Horizon Pharma has launched a $3-billion hostile takeover bid for Depomed, taking its offer straight to shareholders after an initial approach was spurned by the latter’s management.

Horizon is proposing to acquire all outstanding stock of Depomed for $29.25 a share in an all-stock, tax-free exchange, marking a premium of 42% on its July 6 closing price. The move, it argues, would generate significant revenue and operating synergies as well as considerable tax savings.

The combined company would have 13 marketed medicines, nearly doubling Horizon's current portfolio, with more than 700 sales representatives in Primary Care, Orphan and Specialty business units, and projected full-year pro forma 2015 net sales in excess of $950 million, it says.

"The strategic and financial benefits of our proposal are highly compelling,” noted Timothy Walbert, Horizon’s chairman, president and chief executive, adding that it “would create substantial long-term value for Depomed's shareholders in addition to the immediate value realised through the proposed premium”.

But Depomed has thus far seemed less than keen. Its board of directors has “unanimously determined” that Horizon’s proposal is not in the best interests of the company, and remains confident that “continuing to execute on its strategic plan is the best path forward”. The bid, it argues, fails to reflect “the inherent value of Depomed in light of the company's standalone prospects”.

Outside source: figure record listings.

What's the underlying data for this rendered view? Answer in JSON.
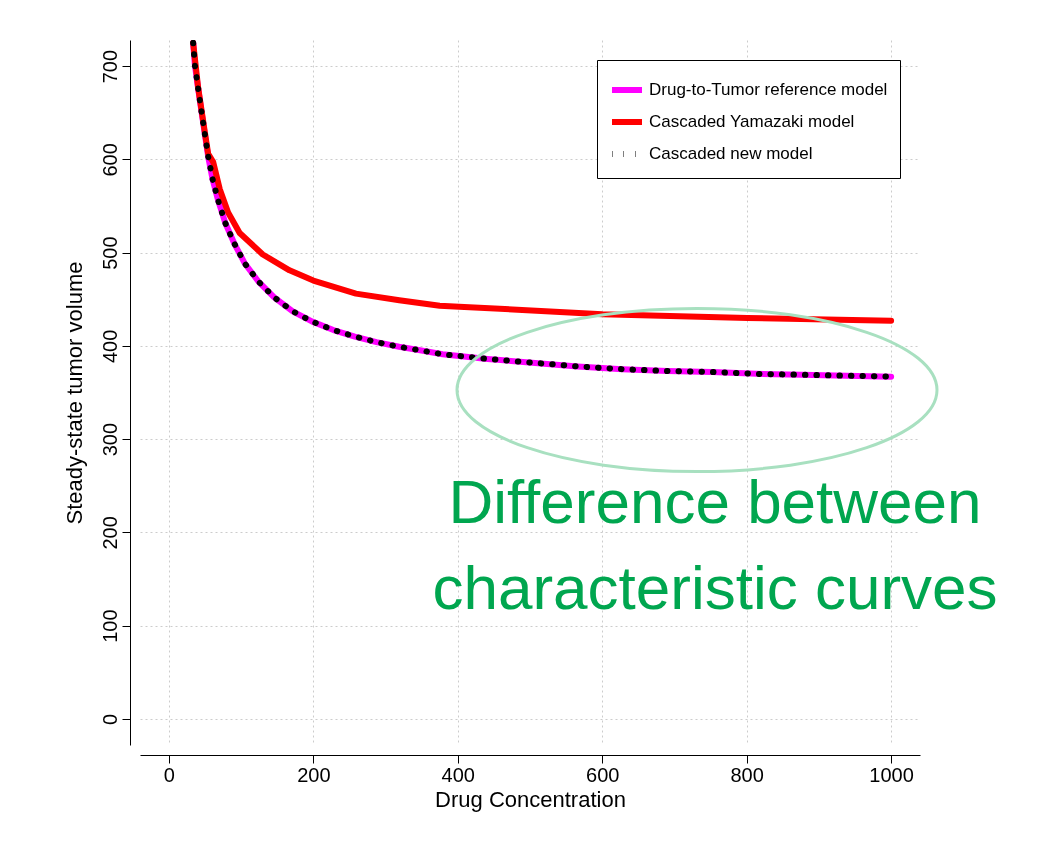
{
  "chart_data": {
    "type": "line",
    "xlabel": "Drug Concentration",
    "ylabel": "Steady-state tumor volume",
    "xlim": [
      -40,
      1040
    ],
    "ylim": [
      -28,
      728
    ],
    "xticks": [
      0,
      200,
      400,
      600,
      800,
      {
        "value": 1000,
        "label": "1000"
      }
    ],
    "yticks": [
      0,
      100,
      200,
      300,
      400,
      500,
      600,
      700
    ],
    "grid": true,
    "legend": "top right",
    "annotations": [
      "Difference between characteristic curves"
    ],
    "series": [
      {
        "name": "Drug-to-Tumor reference model",
        "color": "#ff00ff",
        "line_style": "solid",
        "x": [
          33.6,
          36,
          40.5,
          45,
          49.8,
          54.4,
          60.4,
          68.2,
          78,
          90.4,
          105.4,
          124,
          145.8,
          171.5,
          198.6,
          227.8,
          257.5,
          287.5,
          318.8,
          349.7,
          379,
          441,
          503,
          565.6,
          628,
          690,
          752,
          814,
          876,
          1000
        ],
        "values": [
          725,
          701,
          676,
          652,
          627,
          603,
          579,
          556,
          532,
          510,
          488,
          469,
          452,
          437,
          426,
          417,
          410,
          404,
          399,
          395,
          391,
          386,
          382,
          378,
          375,
          373,
          372,
          370,
          369,
          367
        ]
      },
      {
        "name": "Cascaded Yamazaki model",
        "color": "#ff0000",
        "line_style": "solid",
        "x": [
          33.6,
          40.5,
          49.8,
          54.4,
          61.4,
          70.5,
          82,
          98,
          130,
          167,
          200,
          259,
          319,
          375,
          402,
          600,
          801,
          1000
        ],
        "values": [
          725,
          677,
          629,
          606,
          597,
          568,
          543,
          521,
          498,
          481,
          470,
          456,
          449,
          443,
          442,
          434,
          430,
          427
        ]
      },
      {
        "name": "Cascaded new model",
        "color": "#000000",
        "line_style": "dotted",
        "x": [
          33.6,
          36,
          40.5,
          45,
          49.8,
          54.4,
          60.4,
          68.2,
          78,
          90.4,
          105.4,
          124,
          145.8,
          171.5,
          198.6,
          227.8,
          257.5,
          287.5,
          318.8,
          349.7,
          379,
          441,
          503,
          565.6,
          628,
          690,
          752,
          814,
          876,
          1000
        ],
        "values": [
          725,
          701,
          676,
          652,
          627,
          603,
          579,
          556,
          532,
          510,
          488,
          469,
          452,
          437,
          426,
          417,
          410,
          404,
          399,
          395,
          391,
          386,
          382,
          378,
          375,
          373,
          372,
          370,
          369,
          367
        ]
      }
    ]
  }
}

Nevertheless, Horizon says it is expects Depomed shareholders will support its bid “once given the opportunity to understand the financial, strategic and operational benefits”. Also, Walbert told Reuters a key driver of the hostile move was the significant overlap between both companies shareholders, with more than 25% of Horizon shareholders also owning Depomed stock and likely a smaller portion of Depomed shareholders also holding Horizon shares.